MM: I didn’t realize the history of Charles Town. Even if horses aren’t your thing, a reader would thoroughly enjoy all you have discovered and uncovered about the town and the area. Anything surprise you? VAM: Yes, yes, yes. Especially when I tell people that Charles Town was the result of the work of George Washington’s youngest brother, Col. Charles Washington, who designed and developed this town. Charles Washington lived on the edge of town at Happy Retreat. He practiced law and his office still stands. He designed the town of eighty acres and donated the four corner lots at the main intersection of (what else?) Charles and Washington Streets. There are also streets named for his brothers George, Samuel and Lawrence. Charles also named the roads on the main thoroughfare of Washington Street, Liberty and Congress. In addition, he named a street honoring his wife, Mildred. There are more than 70 family members buried in the church yard here.

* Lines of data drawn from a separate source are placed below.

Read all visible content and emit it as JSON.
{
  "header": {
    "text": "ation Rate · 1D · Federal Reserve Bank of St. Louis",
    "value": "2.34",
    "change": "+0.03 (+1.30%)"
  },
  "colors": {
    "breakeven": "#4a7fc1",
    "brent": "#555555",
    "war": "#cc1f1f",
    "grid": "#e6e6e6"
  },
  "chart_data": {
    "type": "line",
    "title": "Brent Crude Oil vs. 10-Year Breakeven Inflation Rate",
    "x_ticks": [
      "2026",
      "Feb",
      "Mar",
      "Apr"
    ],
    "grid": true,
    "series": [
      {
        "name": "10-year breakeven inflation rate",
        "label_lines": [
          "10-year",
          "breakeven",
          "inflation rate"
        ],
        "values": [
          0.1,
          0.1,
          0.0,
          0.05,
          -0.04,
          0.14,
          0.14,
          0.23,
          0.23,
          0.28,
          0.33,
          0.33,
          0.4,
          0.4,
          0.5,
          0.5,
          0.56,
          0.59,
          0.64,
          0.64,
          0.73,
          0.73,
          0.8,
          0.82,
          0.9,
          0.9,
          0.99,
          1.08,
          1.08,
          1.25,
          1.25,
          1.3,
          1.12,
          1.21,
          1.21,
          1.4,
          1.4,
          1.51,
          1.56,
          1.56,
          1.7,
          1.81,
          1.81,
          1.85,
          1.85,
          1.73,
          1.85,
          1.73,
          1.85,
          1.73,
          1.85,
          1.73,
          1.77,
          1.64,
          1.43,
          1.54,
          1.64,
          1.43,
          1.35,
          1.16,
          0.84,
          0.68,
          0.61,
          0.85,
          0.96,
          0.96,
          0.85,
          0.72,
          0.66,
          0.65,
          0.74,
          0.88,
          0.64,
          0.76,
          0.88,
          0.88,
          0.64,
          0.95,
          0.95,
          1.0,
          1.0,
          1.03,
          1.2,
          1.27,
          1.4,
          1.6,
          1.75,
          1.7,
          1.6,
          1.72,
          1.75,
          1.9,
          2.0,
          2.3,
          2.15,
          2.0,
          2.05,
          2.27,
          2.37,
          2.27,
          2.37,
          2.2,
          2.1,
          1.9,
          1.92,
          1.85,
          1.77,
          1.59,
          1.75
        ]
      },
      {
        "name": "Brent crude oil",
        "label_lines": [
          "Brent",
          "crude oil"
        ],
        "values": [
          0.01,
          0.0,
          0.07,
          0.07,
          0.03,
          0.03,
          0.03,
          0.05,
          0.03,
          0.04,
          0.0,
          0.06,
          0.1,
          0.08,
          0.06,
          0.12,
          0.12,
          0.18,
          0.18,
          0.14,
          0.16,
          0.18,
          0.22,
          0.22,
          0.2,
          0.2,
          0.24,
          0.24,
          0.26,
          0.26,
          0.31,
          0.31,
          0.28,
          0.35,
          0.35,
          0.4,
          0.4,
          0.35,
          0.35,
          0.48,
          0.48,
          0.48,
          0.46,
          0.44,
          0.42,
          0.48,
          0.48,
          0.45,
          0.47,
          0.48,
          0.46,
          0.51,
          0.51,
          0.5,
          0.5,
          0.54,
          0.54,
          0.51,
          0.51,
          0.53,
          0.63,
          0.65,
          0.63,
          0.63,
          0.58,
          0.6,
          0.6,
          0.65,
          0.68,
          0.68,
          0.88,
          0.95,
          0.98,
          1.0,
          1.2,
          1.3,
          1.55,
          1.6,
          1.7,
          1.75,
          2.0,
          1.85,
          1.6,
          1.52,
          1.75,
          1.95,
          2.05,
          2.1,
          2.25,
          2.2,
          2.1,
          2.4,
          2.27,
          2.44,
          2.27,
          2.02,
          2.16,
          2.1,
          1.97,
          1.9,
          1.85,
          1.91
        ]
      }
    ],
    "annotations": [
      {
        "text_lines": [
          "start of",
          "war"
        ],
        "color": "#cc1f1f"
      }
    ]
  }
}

The museum is a treasure trove. Go visit. I also find the history and story of abolitionist John Brown very intriguing. Most horsey people do not have a clue. Some have never ventured beyond the track. He was tried in this great big court house and visitors can still go into the same courtroom. They can walk up the street and see where he was hung. They made him ride on top of his own coffin and the wagon he rode on is on view at the Jefferson County Museum. (jeffcomuseumwv.org) MM: What can we learn from life of Sylvia? VAM: Great question. Her determination and everything to do with a simple NEVER GIVE UP.